The dual process model of grief is a theory created by Margaret Stroebe and Henk Schut that approaches grief processing in a unique way. Unlike other grief theories, the dual process model theory posits that during healthy grief processing, individuals will oscillate between focusing on their loss and distracting themselves from their loss.
Dual Process Model
The dual process model was developed in the 1990s with the intention to be a more comprehensive model of the grieving experience.
What Is the Dual Process Model of Coping With Bereavement?
The dual process model of coping with bereavement:
- Notes that part of a healthy grieving process is both focusing on and avoiding loss-related material
- Says that moving between focusing on and avoidance of loss-related material is called oscillation
- Notes that grieving in manageable chunks versus totally head on is part of healthy and adaptive grief processing
Dual Process Model of Grief Criticisms
The dual process model of grief notes that other grief work theories are lacking in that they:
- See grief as a linear experience
- Are not fully inclusive of those experiencing grief
- Do not use empirical evidence to validate their theories
- Offer a narrow perspective on one's internal process
- Focus too much on confronting one's emotional experience
What Two Processes Make up the Dual Process Theory of Grieving?
The two processes that make up the dual process theory are loss-oriented stressors and restoration-oriented stressors.
Examples of Loss-Oriented Stressors
Loss-oriented stressors are thoughts, emotions, and behaviors that bring up memories of your loss. Examples of loss-oriented stressors:
- Thinking about a particular memory with your loved one who passed away
- Cooking your loved one's favorite meal and thinking about the last time you were together
- Looking through pictures of your loved one
- Seeing someone who reminds you of your deceased loved one and having a memory triggered
- Crying about the loss
Loss-oriented stressors tend to bring up intense emotional and/or thought processes. This may include feeling upset, lonely, and angry, as well as having intense thoughts about missing your loved one.

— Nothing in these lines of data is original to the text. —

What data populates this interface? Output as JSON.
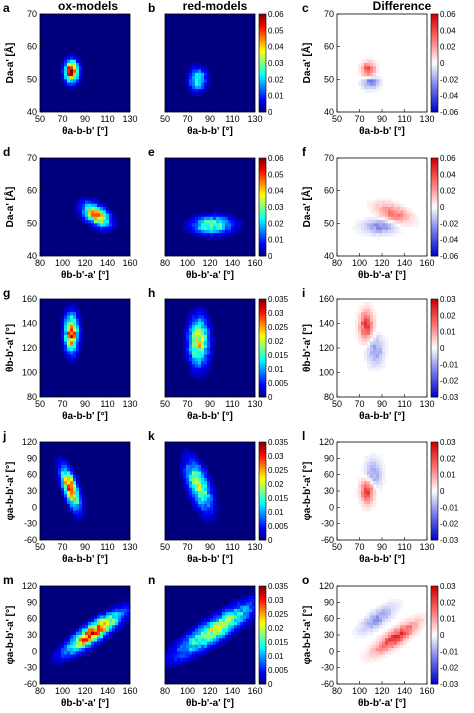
{
  "column_titles": [
    "ox-models",
    "red-models",
    "Difference"
  ],
  "colormaps": {
    "jet": [
      "#00007f",
      "#0000ff",
      "#007fff",
      "#00ffff",
      "#7fff7f",
      "#ffff00",
      "#ff7f00",
      "#ff0000",
      "#7f0000"
    ],
    "diverging": [
      "#0000c8",
      "#6e78e6",
      "#ffffff",
      "#ff6e6e",
      "#c80000"
    ]
  },
  "chart_data": [
    {
      "type": "heatmap",
      "rows": [
        {
          "xlim": [
            50,
            130
          ],
          "xticks": [
            "50",
            "70",
            "90",
            "110",
            "130"
          ],
          "xlabel": "θa-b-b' [°]",
          "ylim": [
            40,
            70
          ],
          "yticks": [
            "70",
            "60",
            "50",
            "40"
          ],
          "ylabel": "Da-a' [Å]",
          "shared_cb": {
            "ticks": [
              "0.06",
              "0.05",
              "0.04",
              "0.03",
              "0.02",
              "0.01",
              "0"
            ],
            "max": 0.06
          },
          "diff_cb": {
            "ticks": [
              "0.06",
              "0.04",
              "0.02",
              "0",
              "-0.02",
              "-0.04",
              "-0.06"
            ],
            "max": 0.06
          },
          "ox": {
            "letter": "a",
            "blobs": [
              {
                "cx": 78,
                "cy": 52.5,
                "sx": 4,
                "sy": 2.2,
                "amp": 0.06,
                "rot": 0
              }
            ]
          },
          "red": {
            "letter": "b",
            "blobs": [
              {
                "cx": 79,
                "cy": 50,
                "sx": 5,
                "sy": 2.2,
                "amp": 0.028,
                "rot": 0
              }
            ]
          },
          "diff": {
            "letter": "c",
            "blobs": [
              {
                "cx": 78,
                "cy": 53,
                "sx": 4,
                "sy": 1.5,
                "amp": 0.04,
                "rot": 0
              },
              {
                "cx": 80,
                "cy": 49,
                "sx": 5,
                "sy": 1.2,
                "amp": -0.03,
                "rot": 0
              }
            ]
          }
        },
        {
          "xlim": [
            80,
            160
          ],
          "xticks": [
            "80",
            "100",
            "120",
            "140",
            "160"
          ],
          "xlabel": "θb-b'-a' [°]",
          "ylim": [
            40,
            70
          ],
          "yticks": [
            "70",
            "60",
            "50",
            "40"
          ],
          "ylabel": "Da-a' [Å]",
          "shared_cb": {
            "ticks": [
              "0.06",
              "0.05",
              "0.04",
              "0.03",
              "0.02",
              "0.01",
              "0"
            ],
            "max": 0.06
          },
          "diff_cb": {
            "ticks": [
              "0.06",
              "0.04",
              "0.02",
              "0",
              "-0.02",
              "-0.04",
              "-0.06"
            ],
            "max": 0.06
          },
          "ox": {
            "letter": "d",
            "blobs": [
              {
                "cx": 130,
                "cy": 52.5,
                "sx": 8,
                "sy": 2,
                "amp": 0.045,
                "rot": -0.15
              }
            ]
          },
          "red": {
            "letter": "e",
            "blobs": [
              {
                "cx": 122,
                "cy": 49.5,
                "sx": 12,
                "sy": 1.8,
                "amp": 0.03,
                "rot": 0
              }
            ]
          },
          "diff": {
            "letter": "f",
            "blobs": [
              {
                "cx": 130,
                "cy": 53,
                "sx": 10,
                "sy": 1.8,
                "amp": 0.03,
                "rot": -0.1
              },
              {
                "cx": 118,
                "cy": 49,
                "sx": 10,
                "sy": 1.5,
                "amp": -0.025,
                "rot": 0
              }
            ]
          }
        },
        {
          "xlim": [
            50,
            130
          ],
          "xticks": [
            "50",
            "70",
            "90",
            "110",
            "130"
          ],
          "xlabel": "θa-b-b' [°]",
          "ylim": [
            80,
            160
          ],
          "yticks": [
            "160",
            "140",
            "120",
            "100",
            "80"
          ],
          "ylabel": "θb-b'-a' [°]",
          "shared_cb": {
            "ticks": [
              "0.035",
              "0.03",
              "0.025",
              "0.02",
              "0.015",
              "0.01",
              "0.005",
              "0"
            ],
            "max": 0.035
          },
          "diff_cb": {
            "ticks": [
              "0.03",
              "0.02",
              "0.01",
              "0",
              "-0.01",
              "-0.02",
              "-0.03"
            ],
            "max": 0.033
          },
          "ox": {
            "letter": "g",
            "blobs": [
              {
                "cx": 78,
                "cy": 132,
                "sx": 4,
                "sy": 10,
                "amp": 0.03,
                "rot": 0
              }
            ]
          },
          "red": {
            "letter": "h",
            "blobs": [
              {
                "cx": 80,
                "cy": 125,
                "sx": 6,
                "sy": 13,
                "amp": 0.022,
                "rot": 0
              }
            ]
          },
          "diff": {
            "letter": "i",
            "blobs": [
              {
                "cx": 76,
                "cy": 138,
                "sx": 4,
                "sy": 8,
                "amp": 0.025,
                "rot": 0
              },
              {
                "cx": 84,
                "cy": 118,
                "sx": 5,
                "sy": 8,
                "amp": -0.012,
                "rot": 0
              }
            ]
          }
        },
        {
          "xlim": [
            50,
            130
          ],
          "xticks": [
            "50",
            "70",
            "90",
            "110",
            "130"
          ],
          "xlabel": "θa-b-b' [°]",
          "ylim": [
            -60,
            120
          ],
          "yticks": [
            "120",
            "90",
            "60",
            "30",
            "0",
            "-30",
            "-60"
          ],
          "ylabel": "φa-b-b'-a' [°]",
          "shared_cb": {
            "ticks": [
              "0.035",
              "0.03",
              "0.025",
              "0.02",
              "0.015",
              "0.01",
              "0.005",
              "0"
            ],
            "max": 0.035
          },
          "diff_cb": {
            "ticks": [
              "0.03",
              "0.02",
              "0.01",
              "0",
              "-0.01",
              "-0.02",
              "-0.03"
            ],
            "max": 0.033
          },
          "ox": {
            "letter": "j",
            "blobs": [
              {
                "cx": 77,
                "cy": 35,
                "sx": 4,
                "sy": 25,
                "amp": 0.03,
                "rot": 0.15
              }
            ]
          },
          "red": {
            "letter": "k",
            "blobs": [
              {
                "cx": 80,
                "cy": 40,
                "sx": 6,
                "sy": 30,
                "amp": 0.02,
                "rot": 0.15
              }
            ]
          },
          "diff": {
            "letter": "l",
            "blobs": [
              {
                "cx": 77,
                "cy": 30,
                "sx": 4,
                "sy": 15,
                "amp": 0.025,
                "rot": 0
              },
              {
                "cx": 82,
                "cy": 60,
                "sx": 5,
                "sy": 18,
                "amp": -0.012,
                "rot": 0
              }
            ]
          }
        },
        {
          "xlim": [
            80,
            160
          ],
          "xticks": [
            "80",
            "100",
            "120",
            "140",
            "160"
          ],
          "xlabel": "θb-b'-a' [°]",
          "ylim": [
            -60,
            120
          ],
          "yticks": [
            "120",
            "90",
            "60",
            "30",
            "0",
            "-30",
            "-60"
          ],
          "ylabel": "φa-b-b'-a' [°]",
          "shared_cb": {
            "ticks": [
              "0.035",
              "0.03",
              "0.025",
              "0.02",
              "0.015",
              "0.01",
              "0.005",
              "0"
            ],
            "max": 0.035
          },
          "diff_cb": {
            "ticks": [
              "0.03",
              "0.02",
              "0.01",
              "0",
              "-0.01",
              "-0.02",
              "-0.03"
            ],
            "max": 0.033
          },
          "ox": {
            "letter": "m",
            "blobs": [
              {
                "cx": 128,
                "cy": 35,
                "sx": 7,
                "sy": 28,
                "amp": 0.03,
                "rot": -0.55
              }
            ]
          },
          "red": {
            "letter": "n",
            "blobs": [
              {
                "cx": 125,
                "cy": 40,
                "sx": 9,
                "sy": 38,
                "amp": 0.02,
                "rot": -0.6
              }
            ]
          },
          "diff": {
            "letter": "o",
            "blobs": [
              {
                "cx": 132,
                "cy": 25,
                "sx": 6,
                "sy": 22,
                "amp": 0.025,
                "rot": -0.55
              },
              {
                "cx": 116,
                "cy": 60,
                "sx": 6,
                "sy": 18,
                "amp": -0.012,
                "rot": -0.5
              }
            ]
          }
        }
      ]
    }
  ]
}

Examples of Restoration-Oriented Stressors
Restoration-oriented stressors are thoughts and behaviors that offer some respite from loss-oriented stressors. Examples of restoration-oriented stressors:
- Throwing yourself into a work or school related project
- Reading a book
- Watching a show or movie
- Connecting with friends and not discussing the loss
- Doing household chores
Restoration-oriented stressors, according to the dual process model, are part of a healthy grief experience. These distractions serve as a way for individuals to carry on with acts of daily living and serve as part of restoring normalcy to one's life.
Examples of Oscillation
Oscillation is the process of moving back and forth between loss-oriented stressors and restoration-oriented stressors throughout the grieving process. Examples of oscillating:
- Grief journaling about your loss followed by watching a funny movie (loss-oriented, restoration-oriented)
- Feeling triggered by a smell that reminds you of your loss and thinking about your loved one followed by doing chores around the house (loss-oriented, restoration oriented)
- Working out followed by looking at pictures of your deceased loved one and crying (restoration-oriented, loss-oriented)
What Are the Models of Grief?
Other than the dual process model, other popular models of grief include:
- Five Stages of Grief- Elizabeth Kubler-Ross
- Four Tasks of Mourning- William Worden
- Growing Aroud Grief- Lois Tonkin
Who Identified the Five Stages of Grief?
Dual Process Model of Grief
The dual process model of grief posits that grief is not a linear or stage based process, but rather an oscillation between loss-oriented and restoration-oriented stressors in order to cope with loss.